In this lesson we use a Python library called pytest. Basic understanding of Python variables and functions are a necessary prerequisite. Some previous experience with the shell is expected, but isn’t mandatory.
Prerequisites
Nothing to do: you’re ready to go!
Before relying on a new experimental device, an experimental scientist always establishes its accuracy. A new detector is calibrated when the scientist observes its responses to known input signals. The results of this calibration are compared against the expected response. An experimental scientist would never conduct an experiment with uncalibrated detectors - that would be unscientific. So too, simulations and analysis with untested software do not constitute science.

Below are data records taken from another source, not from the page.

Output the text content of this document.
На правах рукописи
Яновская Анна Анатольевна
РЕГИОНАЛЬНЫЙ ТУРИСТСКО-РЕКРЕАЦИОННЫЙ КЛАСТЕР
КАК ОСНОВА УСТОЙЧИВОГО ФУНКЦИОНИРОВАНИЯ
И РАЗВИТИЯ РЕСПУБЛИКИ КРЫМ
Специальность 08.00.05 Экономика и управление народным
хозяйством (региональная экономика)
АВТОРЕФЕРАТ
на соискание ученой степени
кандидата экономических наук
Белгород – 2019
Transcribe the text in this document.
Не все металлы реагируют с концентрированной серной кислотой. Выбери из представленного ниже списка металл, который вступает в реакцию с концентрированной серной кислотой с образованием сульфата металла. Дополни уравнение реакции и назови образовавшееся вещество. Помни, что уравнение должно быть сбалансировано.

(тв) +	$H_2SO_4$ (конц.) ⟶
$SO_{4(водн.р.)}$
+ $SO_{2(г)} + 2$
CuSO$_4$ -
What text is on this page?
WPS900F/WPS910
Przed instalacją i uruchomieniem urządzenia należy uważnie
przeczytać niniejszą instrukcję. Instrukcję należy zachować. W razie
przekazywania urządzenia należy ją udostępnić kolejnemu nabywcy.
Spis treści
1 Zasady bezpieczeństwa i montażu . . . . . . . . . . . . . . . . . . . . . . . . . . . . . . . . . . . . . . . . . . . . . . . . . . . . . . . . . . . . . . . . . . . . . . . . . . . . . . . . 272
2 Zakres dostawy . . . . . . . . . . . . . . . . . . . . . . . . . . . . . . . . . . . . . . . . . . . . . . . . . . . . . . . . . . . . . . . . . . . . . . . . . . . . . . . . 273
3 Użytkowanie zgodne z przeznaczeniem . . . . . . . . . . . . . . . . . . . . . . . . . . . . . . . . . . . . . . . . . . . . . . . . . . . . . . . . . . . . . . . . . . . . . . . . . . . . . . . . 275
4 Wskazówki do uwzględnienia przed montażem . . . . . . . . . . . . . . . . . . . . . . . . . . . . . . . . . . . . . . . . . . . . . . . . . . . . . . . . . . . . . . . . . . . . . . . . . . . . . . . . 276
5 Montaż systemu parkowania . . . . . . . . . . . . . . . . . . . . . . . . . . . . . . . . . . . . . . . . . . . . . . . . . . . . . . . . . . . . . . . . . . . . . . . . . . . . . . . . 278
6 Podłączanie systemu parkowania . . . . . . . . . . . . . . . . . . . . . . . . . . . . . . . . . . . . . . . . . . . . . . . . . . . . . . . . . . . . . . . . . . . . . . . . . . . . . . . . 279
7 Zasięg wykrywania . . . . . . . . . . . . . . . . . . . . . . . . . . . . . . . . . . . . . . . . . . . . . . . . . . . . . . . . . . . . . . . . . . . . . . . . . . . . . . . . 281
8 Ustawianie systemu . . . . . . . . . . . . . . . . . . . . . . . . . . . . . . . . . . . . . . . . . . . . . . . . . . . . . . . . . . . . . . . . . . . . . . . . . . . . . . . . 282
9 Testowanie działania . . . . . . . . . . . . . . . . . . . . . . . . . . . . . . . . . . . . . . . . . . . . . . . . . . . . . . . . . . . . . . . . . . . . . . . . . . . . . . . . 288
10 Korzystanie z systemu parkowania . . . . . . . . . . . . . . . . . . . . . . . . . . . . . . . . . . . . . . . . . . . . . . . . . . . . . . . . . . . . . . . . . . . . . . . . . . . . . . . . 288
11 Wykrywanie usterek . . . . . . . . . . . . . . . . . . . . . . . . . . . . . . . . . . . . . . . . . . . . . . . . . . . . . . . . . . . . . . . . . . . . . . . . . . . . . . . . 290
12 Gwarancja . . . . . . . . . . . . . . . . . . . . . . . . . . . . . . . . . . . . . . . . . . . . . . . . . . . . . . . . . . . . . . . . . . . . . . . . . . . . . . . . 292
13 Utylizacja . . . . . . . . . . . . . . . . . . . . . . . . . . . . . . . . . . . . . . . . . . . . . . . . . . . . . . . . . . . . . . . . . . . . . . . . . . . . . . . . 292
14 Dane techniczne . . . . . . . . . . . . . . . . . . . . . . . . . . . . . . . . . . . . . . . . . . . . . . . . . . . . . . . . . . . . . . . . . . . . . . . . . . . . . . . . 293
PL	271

You only know what you test
You can only know by testing it. Software bugs are hiding in all nontrivial software. Testing is the process by which those bugs are systematically exterminated before they have a chance to cause a paper retraction. In software tests, just like in device calibration, expected results are compared with observed results in order to establish accuracy.
The collection of all of the tests for a given code is known as the test suite. You can think of the test suite as a bunch of pre-canned experiments that anyone can run. If all of the test pass, then the code is at least partially trustworthy. If any of the tests fail then the code is known to be incorrect with respect to whichever case failed. After this lesson, you will know to not trust software when its tests do not cover its claimed capabilities and when its tests do not pass.
Managing Expectations
In the same way that your scientific domain has expectations concerning experimental accuracy, it likely also has expectations concerning allowable computational accuracy. These considerations should surely come into play when you evaluate the acceptability of your own or someone else’s software.
In most other programming endeavors, if code is fundamentally wrong - even for years at a time - the impact of this error can be relatively small. Perhaps a website goes down, or a game crashes, or a days worth of writing is lost to a bug in your word processor. Scientific code, on the other hand, controls planes, weapons systems, satellites, agriculture, and most importantly scientific simulations and experiments. If the software that governs the computational or physical experiment is wrong, then disasters (such as false claims in a publication) will result.
This is not to say that scientists have a monopoly on software testing, simply that software cannot be called scientific unless it has been validated.
Code without tests… is legacy code!
In Working Effectively with Legacy Code, Michael Feathers defines legacy code as “any code without tests”. This definition draws on the fact that after its initial creation, tests provide a powerful guide to other developers (and to your forgetful self, a few months in the future) about how each function is meant to be used. Without runnable tests to provide examples of code use, even brand new programs are unsustainable.
Testing is the calibration step of the computational simulation and analysis world: it lets the scientist trust their own work on a fundamental level and helps others to understand and trust their work as well. Furthermore, tests help you to never fix a bug a second time. Once a bug has been caught and a test has been written, that particular bug can never again re-enter the codebase unnoticed. So, whether motivated by principles or a desire to work more efficiently, all scientists can benefit from testing.
Where these lessons are from
Note that this testing lesson was adapted from the Testing chapter in Effective Computation In Physics by Anthony Scopatz and Kathryn Huff. It is often quoted directly.